This past summer I had the privilege of embarking on an eight-day, 11-college, 3,000-mile road trip with my mother. While the thought of being in a car with your parent for several hours at a time may not be the most appealing thing in the world, the insight you will gain will be well worth the arguments over how loud the music should be and whether or not the AC is too cold. Though the concept of the college road trip might sound simple, it’s not all as it seems, which I learned the hard way. To help you plan the perfect college road trip, here are a few tips:
Narrow down your list of colleges
I know that often in this stage of the college search process, your college list can include just about every school that’s sent you a piece of mail. But visiting all of them just isn’t realistic. Take some time to sit down and do some research on each of them. Decide what’s important to you and then choose schools that seem like they’ll have what you’re looking for. If you don’t know what’s important to you yet, pick schools that vary, such as private and public, big and small, or liberal arts and research. That way you can get a feel for what you like.

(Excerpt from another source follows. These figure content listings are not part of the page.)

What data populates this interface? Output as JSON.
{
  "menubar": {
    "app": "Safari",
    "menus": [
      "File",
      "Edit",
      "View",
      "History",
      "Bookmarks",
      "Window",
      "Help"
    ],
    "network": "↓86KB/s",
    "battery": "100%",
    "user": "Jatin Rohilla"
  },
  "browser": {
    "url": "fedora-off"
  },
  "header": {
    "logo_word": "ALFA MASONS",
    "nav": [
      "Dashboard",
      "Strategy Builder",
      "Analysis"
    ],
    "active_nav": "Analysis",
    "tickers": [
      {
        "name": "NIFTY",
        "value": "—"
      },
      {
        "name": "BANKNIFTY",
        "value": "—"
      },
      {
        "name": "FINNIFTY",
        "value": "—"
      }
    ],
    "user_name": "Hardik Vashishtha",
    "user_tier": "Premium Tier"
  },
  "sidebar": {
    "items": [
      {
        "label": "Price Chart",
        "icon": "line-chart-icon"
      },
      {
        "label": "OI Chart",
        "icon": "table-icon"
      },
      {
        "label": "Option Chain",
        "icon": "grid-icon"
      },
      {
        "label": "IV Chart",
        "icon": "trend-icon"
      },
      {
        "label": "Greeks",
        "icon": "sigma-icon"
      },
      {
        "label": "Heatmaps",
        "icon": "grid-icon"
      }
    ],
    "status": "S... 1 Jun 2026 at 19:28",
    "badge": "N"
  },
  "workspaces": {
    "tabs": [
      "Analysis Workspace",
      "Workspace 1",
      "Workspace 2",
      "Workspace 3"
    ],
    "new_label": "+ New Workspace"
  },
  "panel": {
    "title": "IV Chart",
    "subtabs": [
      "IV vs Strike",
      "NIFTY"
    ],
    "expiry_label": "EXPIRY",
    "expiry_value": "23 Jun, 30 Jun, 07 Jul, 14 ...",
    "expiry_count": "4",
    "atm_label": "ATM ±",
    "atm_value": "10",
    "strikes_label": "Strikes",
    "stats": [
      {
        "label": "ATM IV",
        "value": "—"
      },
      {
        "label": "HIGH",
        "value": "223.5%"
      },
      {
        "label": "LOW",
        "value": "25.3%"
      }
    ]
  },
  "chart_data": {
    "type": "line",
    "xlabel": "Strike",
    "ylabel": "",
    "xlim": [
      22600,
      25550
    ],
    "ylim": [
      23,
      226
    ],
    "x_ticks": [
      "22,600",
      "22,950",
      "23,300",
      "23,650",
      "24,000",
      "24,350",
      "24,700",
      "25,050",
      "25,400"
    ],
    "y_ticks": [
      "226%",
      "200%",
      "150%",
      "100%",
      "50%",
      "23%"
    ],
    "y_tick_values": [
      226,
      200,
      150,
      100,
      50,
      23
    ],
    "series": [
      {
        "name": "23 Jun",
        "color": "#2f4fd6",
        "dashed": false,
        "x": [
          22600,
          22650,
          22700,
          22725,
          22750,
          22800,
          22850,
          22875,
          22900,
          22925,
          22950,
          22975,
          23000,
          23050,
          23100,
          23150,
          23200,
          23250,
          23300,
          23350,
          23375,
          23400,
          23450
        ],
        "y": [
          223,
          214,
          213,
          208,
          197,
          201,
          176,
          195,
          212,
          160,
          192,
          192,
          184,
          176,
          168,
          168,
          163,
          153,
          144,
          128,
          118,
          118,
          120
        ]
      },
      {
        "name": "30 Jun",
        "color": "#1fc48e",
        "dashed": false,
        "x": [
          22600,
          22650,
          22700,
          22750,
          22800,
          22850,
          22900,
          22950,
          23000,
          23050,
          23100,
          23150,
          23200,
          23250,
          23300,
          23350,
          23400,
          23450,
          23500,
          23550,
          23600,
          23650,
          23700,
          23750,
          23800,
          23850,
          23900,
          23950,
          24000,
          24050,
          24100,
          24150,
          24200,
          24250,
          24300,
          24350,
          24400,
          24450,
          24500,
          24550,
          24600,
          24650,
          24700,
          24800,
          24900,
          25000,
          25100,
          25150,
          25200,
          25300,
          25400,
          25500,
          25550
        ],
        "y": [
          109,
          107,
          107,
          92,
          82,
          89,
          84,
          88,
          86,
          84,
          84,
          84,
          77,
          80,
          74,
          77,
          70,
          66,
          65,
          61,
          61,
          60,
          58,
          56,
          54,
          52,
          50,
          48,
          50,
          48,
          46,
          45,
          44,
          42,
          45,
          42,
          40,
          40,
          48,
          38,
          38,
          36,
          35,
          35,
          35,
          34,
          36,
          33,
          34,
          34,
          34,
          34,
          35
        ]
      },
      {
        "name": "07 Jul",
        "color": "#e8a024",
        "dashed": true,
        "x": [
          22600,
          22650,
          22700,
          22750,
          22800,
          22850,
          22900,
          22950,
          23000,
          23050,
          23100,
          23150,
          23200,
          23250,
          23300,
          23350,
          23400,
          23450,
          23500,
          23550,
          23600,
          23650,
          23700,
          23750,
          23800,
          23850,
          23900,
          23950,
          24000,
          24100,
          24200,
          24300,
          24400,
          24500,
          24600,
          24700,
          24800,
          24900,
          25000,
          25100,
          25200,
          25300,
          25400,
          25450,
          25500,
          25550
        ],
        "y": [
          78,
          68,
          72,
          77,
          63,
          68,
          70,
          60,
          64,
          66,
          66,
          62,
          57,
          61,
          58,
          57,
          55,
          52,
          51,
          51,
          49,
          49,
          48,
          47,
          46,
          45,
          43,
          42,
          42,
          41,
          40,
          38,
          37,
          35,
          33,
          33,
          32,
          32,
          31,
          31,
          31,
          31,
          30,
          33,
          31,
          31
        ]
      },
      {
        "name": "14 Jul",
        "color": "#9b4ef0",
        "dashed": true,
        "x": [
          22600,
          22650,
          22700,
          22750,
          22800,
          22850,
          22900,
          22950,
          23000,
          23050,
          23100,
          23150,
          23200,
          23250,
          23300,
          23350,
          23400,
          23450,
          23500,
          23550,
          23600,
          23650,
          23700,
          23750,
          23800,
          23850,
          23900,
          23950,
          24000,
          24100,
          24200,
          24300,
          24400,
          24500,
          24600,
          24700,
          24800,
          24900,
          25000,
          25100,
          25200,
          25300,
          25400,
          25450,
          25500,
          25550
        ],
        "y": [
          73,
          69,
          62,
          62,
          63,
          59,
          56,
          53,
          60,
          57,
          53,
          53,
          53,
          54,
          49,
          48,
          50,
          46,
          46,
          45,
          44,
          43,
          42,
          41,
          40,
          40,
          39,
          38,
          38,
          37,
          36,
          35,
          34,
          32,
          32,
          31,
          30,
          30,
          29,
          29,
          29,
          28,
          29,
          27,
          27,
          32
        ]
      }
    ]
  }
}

While this may seem like a no-brainer, it is easily the most important—and easiest to mess up—part of the process. You can’t just jump in the car and say, “I want to visit here, here, and here.” Sit down with whomever you’re going with and your list of schools, put their addresses into a mapping program, and design a route that’s efficient. If you have any place you want to stop along the way, add it in too. Don’t wait until the last minute. Make sure you factor in a little extra time as well, just in case a road sign catches your eye and you just have to stop or traffic is rougher than you thought it would be.
Arrange visits ahead of time
Another thing that might seem like common sense, but you actually have to take the time to do it. I tried to schedule my visits just days before we left, and that did not work, at all. While some schools may be able to squeeze you in, the likelihood of that happening is very small. This is why planning ahead is so important. Once you know what days you’ll be where, you can go ahead and schedule your tours, information sessions, and interviews.
Don’t try to do too much at once
My trip happened in the short span of a week, and even though that seems like a lot of time on the road, it wasn’t enough. My mother, being the organized person she is, had our trip planned down to the T, but between travel time and sleeping, the time left to actually visit the schools was, at the most, three hours a piece, and not always at ideal times. Had I not tried to pack so much in at once, the quality of my visits could have been greatly improved. Now for me, there wasn’t much of a choice, and a stroll around campus was better than nothing at all, but if it can be helped, try not to visit more than one or two schools a day.
Go on one
The best tip I can give for a college road trip is to actually go on one, even if it’s just a few days. Soon enough you’ll be out of the house and on your own, so take this moment to enjoy some quality time with someone who is important to you. It’s a great opportunity to bond or let your parent feel like they’re a part of the process.